Pero resulta que la casa era de un león. Y de ama de llaves había una mona en la casa. Y le dijo la mona: aquí no podéis estar, porque ésta es casa de un temeroso león, y cuando llegue os matará y os comerá a todos.
Y dijo, Pues nosotros, dijo la chacala, y el chacal, nosotros no nos vamos de aquí.

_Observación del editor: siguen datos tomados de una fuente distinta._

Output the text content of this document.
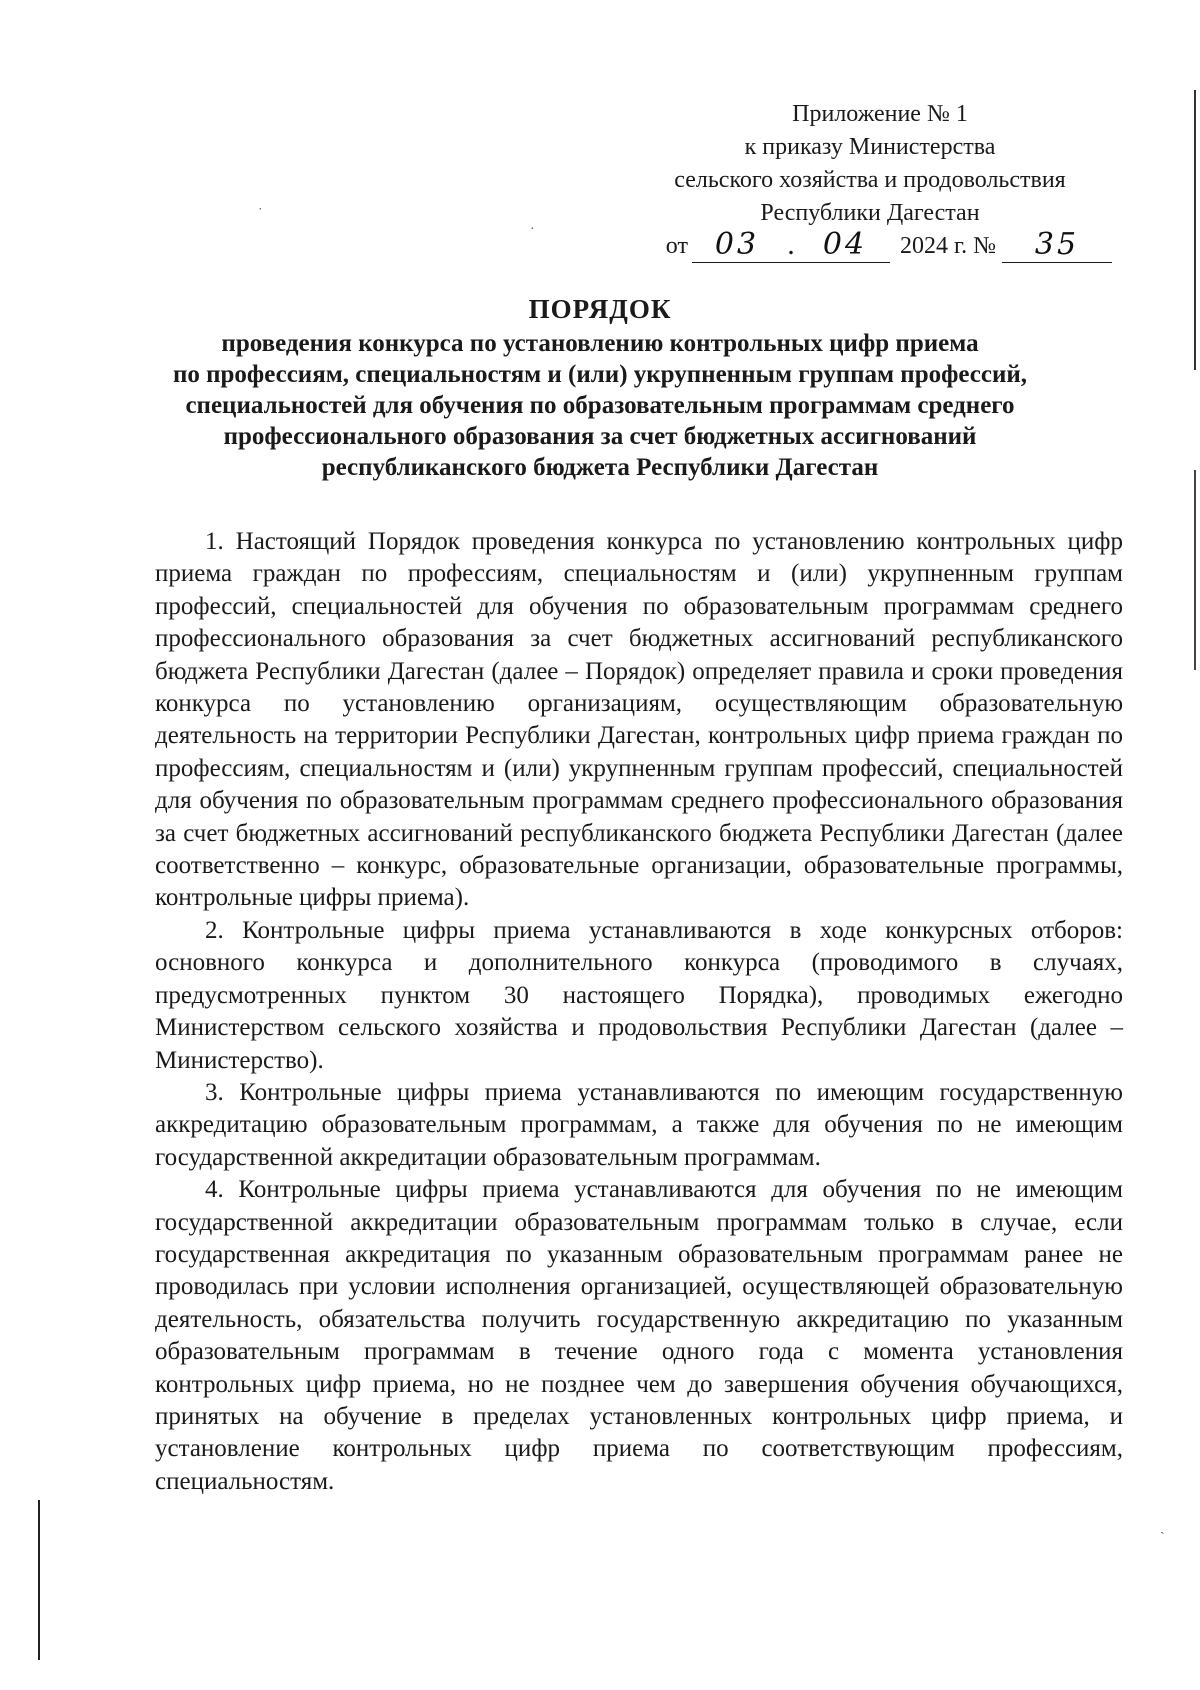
˙
·
ˏ
Приложение № 1
к приказу Министерства
сельского хозяйства и продовольствия
Республики Дагестан
от 03 . 04	2024 г. №	35
ПОРЯДОК
проведения конкурса по установлению контрольных цифр приема
по профессиям, специальностям и (или) укрупненным группам профессий,
специальностей для обучения по образовательным программам среднего
профессионального образования за счет бюджетных ассигнований
республиканского бюджета Республики Дагестан

1. Настоящий Порядок проведения конкурса по установлению контрольных цифр приема граждан по профессиям, специальностям и (или) укрупненным группам профессий, специальностей для обучения по образовательным программам среднего профессионального образования за счет бюджетных ассигнований республиканского бюджета Республики Дагестан (далее – Порядок) определяет правила и сроки проведения конкурса по установлению организациям, осуществляющим образовательную деятельность на территории Республики Дагестан, контрольных цифр приема граждан по профессиям, специальностям и (или) укрупненным группам профессий, специальностей для обучения по образовательным программам среднего профессионального образования за счет бюджетных ассигнований республиканского бюджета Республики Дагестан (далее соответственно – конкурс, образовательные организации, образовательные программы, контрольные цифры приема).

2. Контрольные цифры приема устанавливаются в ходе конкурсных отборов: основного конкурса и дополнительного конкурса (проводимого в случаях, предусмотренных пунктом 30 настоящего Порядка), проводимых ежегодно Министерством сельского хозяйства и продовольствия Республики Дагестан (далее – Министерство).

3. Контрольные цифры приема устанавливаются по имеющим государственную аккредитацию образовательным программам, а также для обучения по не имеющим государственной аккредитации образовательным программам.

4. Контрольные цифры приема устанавливаются для обучения по не имеющим государственной аккредитации образовательным программам только в случае, если государственная аккредитация по указанным образовательным программам ранее не проводилась при условии исполнения организацией, осуществляющей образовательную деятельность, обязательства получить государственную аккредитацию по указанным образовательным программам в течение одного года с момента установления контрольных цифр приема, но не позднее чем до завершения обучения обучающихся, принятых на обучение в пределах установленных контрольных цифр приема, и установление контрольных цифр приема по соответствующим профессиям, специальностям.
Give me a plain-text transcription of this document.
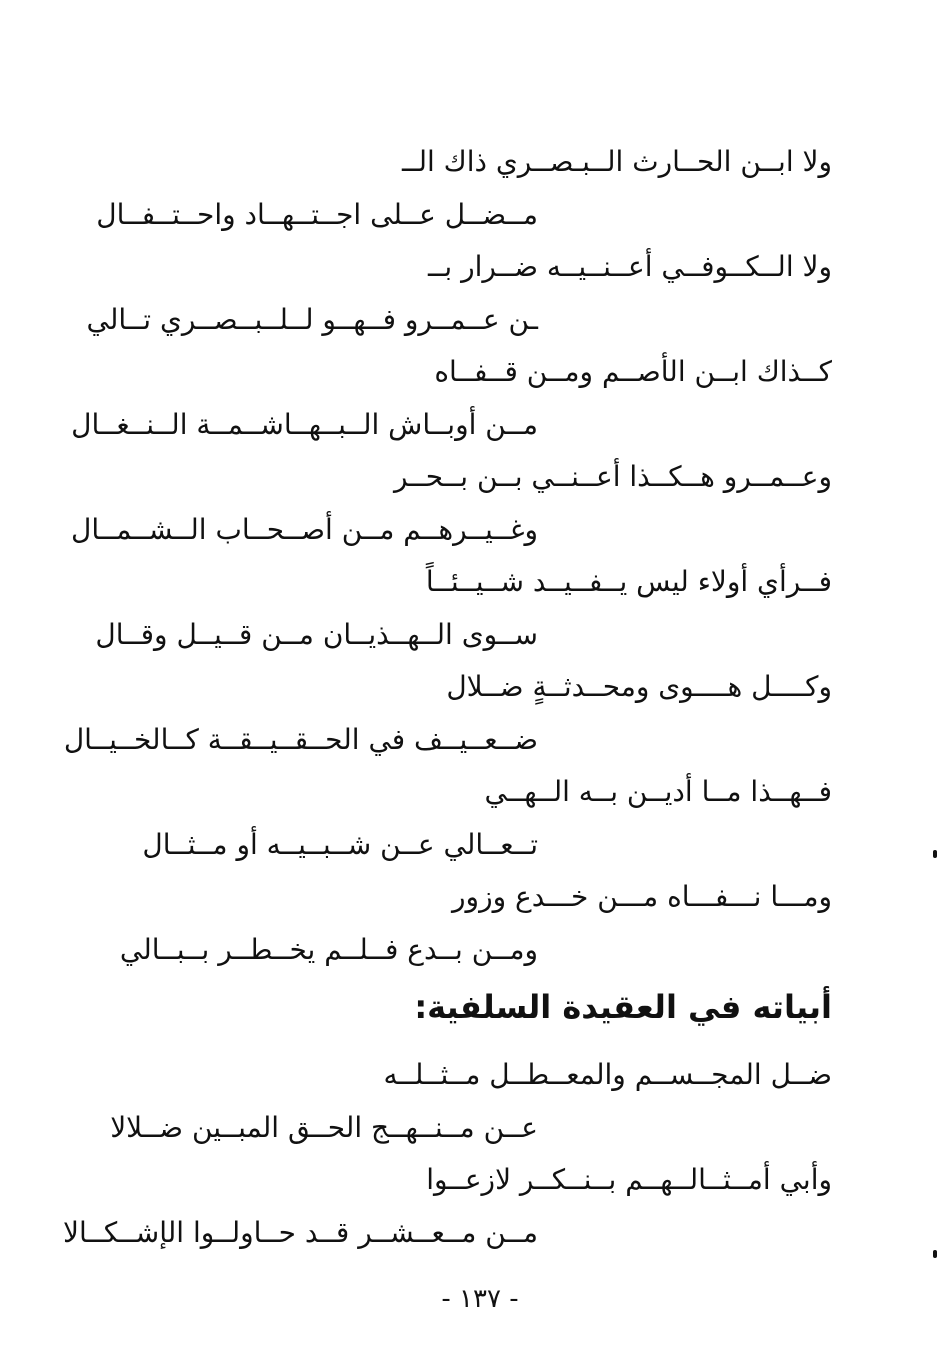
ولا ابــن الحــارث الــبـصــري ذاك الــ
مــضــل عــلى اجــتــهــاد واحــتــفــال
ولا الــكــوفــي أعــنــيــه ضــرار بــ
ـن عــمــرو فــهــو لــلــبــصــري تــالي
كــذاك ابــن الأصــم ومــن قــفــاه
مــن أوبــاش الــبــهــاشــمــة الــنــغــال
وعــمــرو هــكــذا أعــنــي بــن بــحــر
وغــيــرهــم مــن أصــحــاب الــشــمــال
فــرأي أولاء ليس يــفــيــد شــيــئــاً
ســوى الــهــذيــان مــن قــيــل وقــال
وكــــل هــــوى ومحــدثــةٍ ضــلال
ضــعــيــف في الحــقــيــقــة كــالخــيــال
فــهــذا مــا أديــن بــه الــهــي
تــعــالي عــن شــبــيــه أو مــثــال
ومـــا نـــفـــاه مـــن خـــدع وزور
ومــن بــدع فــلــم يخــطــر بــبــالي
أبياته في العقيدة السلفية:
ضــل المجــســم والمعــطــل مــثــلــه
عــن مــنــهــج الحــق المبــين ضــلالا
وأبي أمــثــالــهــم بــنــكــر لازعــوا
مــن مــعــشــر قــد حــاولــوا الإشــكــالا
- ١٣٧ -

Dice la mona: pero yo iré y lo llamaré. Y cuando venga, os matará.
Total, que la mona salió en busca del león, y lo encontró y se lo contó: que se habían apoderado de la casa unos chacales que pasaban, y unos chacalitos. Y dijo el león: no es posible que de mi casa se haya apoderado un misero chacal. ¡Vamos para arriba!
Pero el león iba con la mosca en la oreja. Y el chacal, que era muy astuto, miraba por la ventana a ver si venía.
Cuando llegó el león a la casa, no se atrevió a entrar de golpe. Escuchó en la ventana, y el chacal, que lo estaba viendo, que sabía que estaba allí escuchando, le dijo a la chacala: ¿Por qué lloran los chacalitos? Se pusieron los chacalitos a llorar, y dijo la chacala: ¿Por qué lloran? Dice, es que los pobrecitos tienen hambre y quieren carne de león; pero pronto vendrá uno muy grande, se lo mataremos y se lo comerán.
Cuendo el león escuchó eso, le pegó una zarpazo a la mona: mató la mona y salió de huida.
Y le dijo el chacal a la chacala, el mundo es de los audaces, lo decía mi abuelo, y mi abuelo era sabio.